We were traipsing through East Kensington yesterday and happened upon some new construction at 2447 Amber St. which caught our attention but not in a good way. We’d been on this block a few times before, most recently a few months ago when we told you about Letterly Green, at the corner of Amber & Letterly. Somehow though, we never noticed the long vacant lot at 2447 Amber St. mixed in among the row of two-story homes on the block. Here are some images of the block from yesterday, see if you agree that this new construction is more noticeable than most.
One of these things is not and will never be like the others. The existing two-story homes on the block were all built at the same time, look relatively similar, and maintain a uniform cornice line. The new home has a second story that juts above the roof lines of the existing homes and has a third story that’s set back eight feet from the front of the building, making it look like a (sore) thumbs-up in the middle of the block. The fact that the home is extra-skinny seems to exaggerate these features, which we’ve seen in plenty of other examples of new construction over the last six years.
Your first inclination might be to blame the developer or the architect- but won’t fault them here, as the zoning code permits this home as a matter of right. It’s the zoning code that’s the problem in this case, and so many others we’ve seen over the last several years. When the zoning code got reformed in 2012, the City included a provision requiring any 3-story construction between two-story buildings to have an 8-foot setback. As we’ve shown previously, this is often quite problematic.

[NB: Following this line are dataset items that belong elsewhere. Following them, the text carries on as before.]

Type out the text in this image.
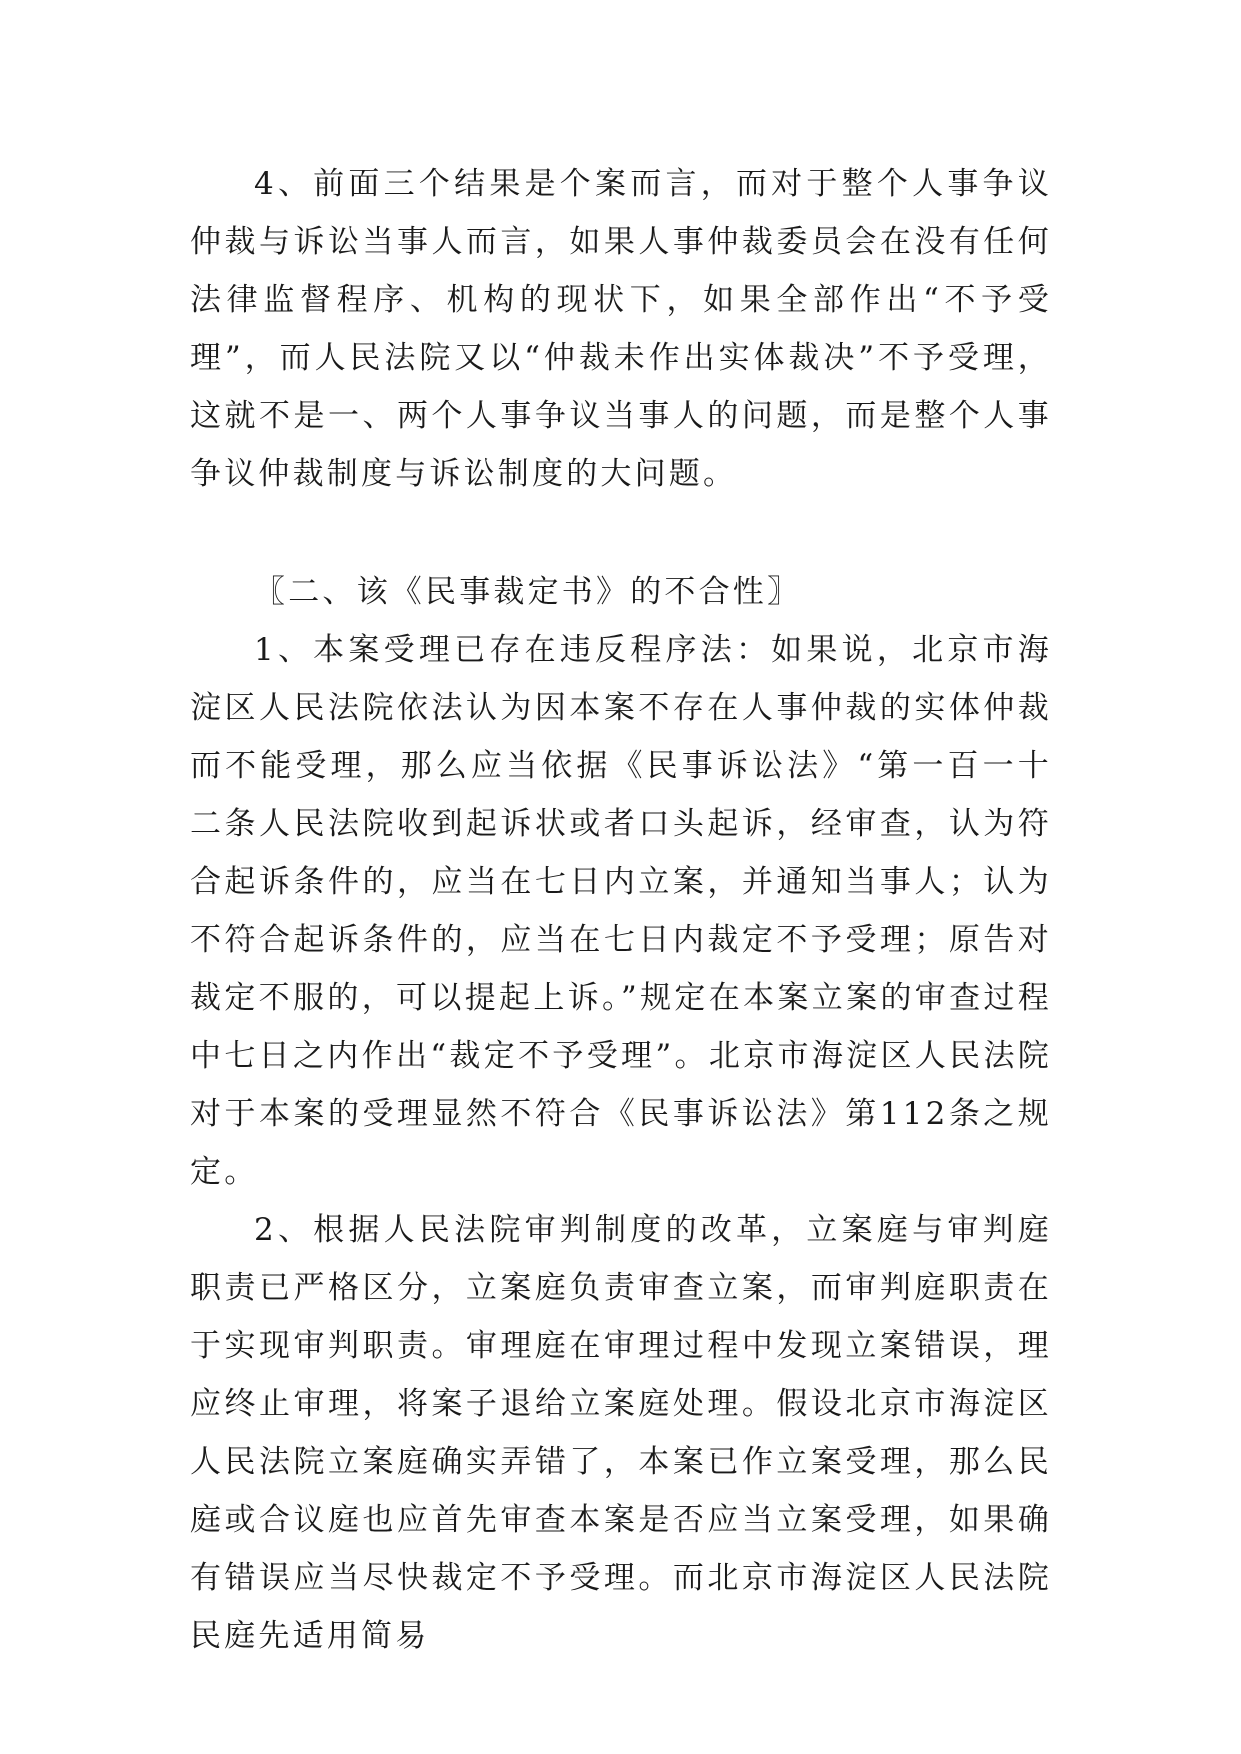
4、前面三个结果是个案而言，而对于整个人事争议仲裁与诉讼当事人而言，如果人事仲裁委员会在没有任何法律监督程序、机构的现状下，如果全部作出“不予受理”，而人民法院又以“仲裁未作出实体裁决”不予受理，这就不是一、两个人事争议当事人的问题，而是整个人事争议仲裁制度与诉讼制度的大问题。

〖二、该《民事裁定书》的不合性〗

1、本案受理已存在违反程序法：如果说，北京市海淀区人民法院依法认为因本案不存在人事仲裁的实体仲裁而不能受理，那么应当依据《民事诉讼法》“第一百一十二条人民法院收到起诉状或者口头起诉，经审查，认为符合起诉条件的，应当在七日内立案，并通知当事人；认为不符合起诉条件的，应当在七日内裁定不予受理；原告对裁定不服的，可以提起上诉。”规定在本案立案的审查过程中七日之内作出“裁定不予受理”。北京市海淀区人民法院对于本案的受理显然不符合《民事诉讼法》第112条之规定。

2、根据人民法院审判制度的改革，立案庭与审判庭职责已严格区分，立案庭负责审查立案，而审判庭职责在于实现审判职责。审理庭在审理过程中发现立案错误，理应终止审理，将案子退给立案庭处理。假设北京市海淀区人民法院立案庭确实弄错了，本案已作立案受理，那么民庭或合议庭也应首先审查本案是否应当立案受理，如果确有错误应当尽快裁定不予受理。而北京市海淀区人民法院民庭先适用简易
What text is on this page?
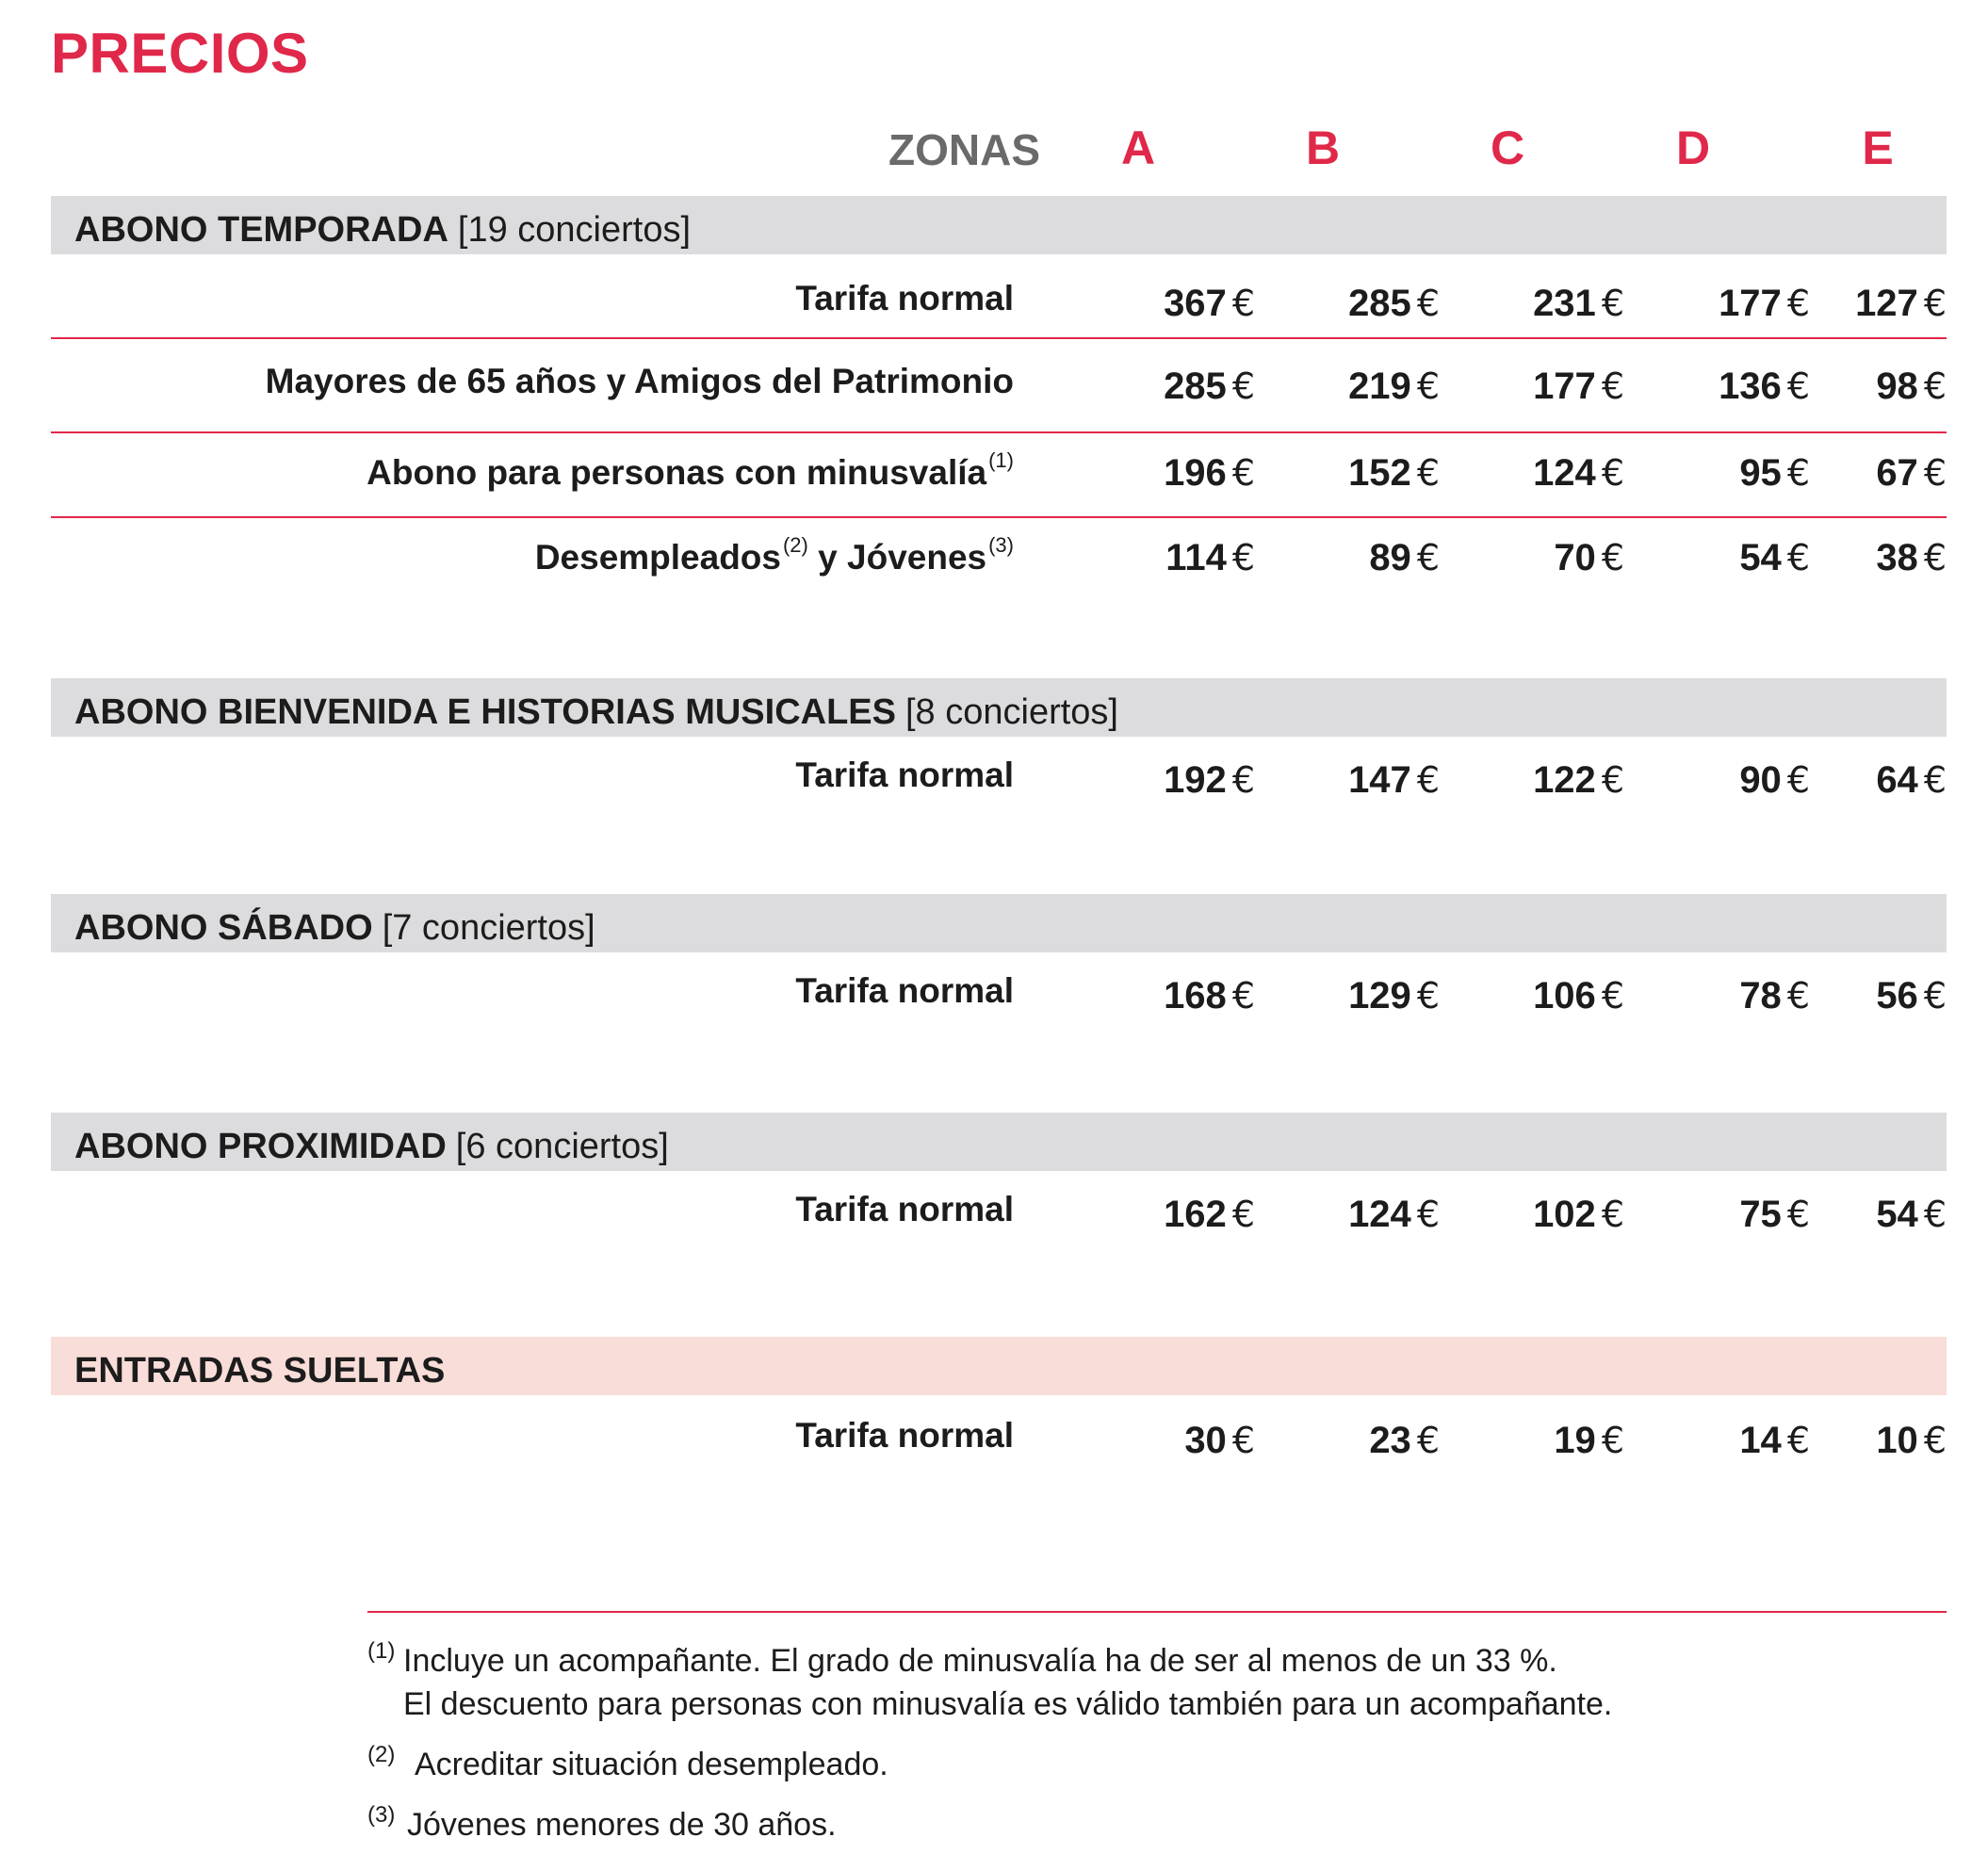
PRECIOS
ZONAS	A	B	C	D	E
ABONO TEMPORADA [19 conciertos]
Tarifa normal	367 €	285 €	231 €	177 €	127 €
Mayores de 65 años y Amigos del Patrimonio	285 €	219 €	177 €	136 €	98 €
Abono para personas con minusvalía$^{(1)}$	196 €	152 €	124 €	95 €	67 €
Desempleados$^{(2)}$ y Jóvenes$^{(3)}$	114 €	89 €	70 €	54 €	38 €
ABONO BIENVENIDA E HISTORIAS MUSICALES [8 conciertos]
Tarifa normal	192 €	147 €	122 €	90 €	64 €
ABONO SÁBADO [7 conciertos]
Tarifa normal	168 €	129 €	106 €	78 €	56 €
ABONO PROXIMIDAD [6 conciertos]
Tarifa normal	162 €	124 €	102 €	75 €	54 €
ENTRADAS SUELTAS
Tarifa normal	30 €	23 €	19 €	14 €	10 €
(1) Incluye un acompañante. El grado de minusvalía ha de ser al menos de un 33 %.
El descuento para personas con minusvalía es válido también para un acompañante.
(2) Acreditar situación desempleado.
(3) Jóvenes menores de 30 años.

This example on Amber Street further drives home our oft-stated recommendation that the code be amended to require that three story homes on two story blocks maintain the cornice lines of the adjacent homes and utilize a mansard roof to reduce the impact of the taller home on the street. From where we sit, this would produce far more appropriate infill development. Alas, nobody seems to be listening to our feedback, and Philadelphia continues to pick up more and more homes like the one pictured above. It’s not so complicated, and we just don’t understand why the City continues to accept this approach in new residential development.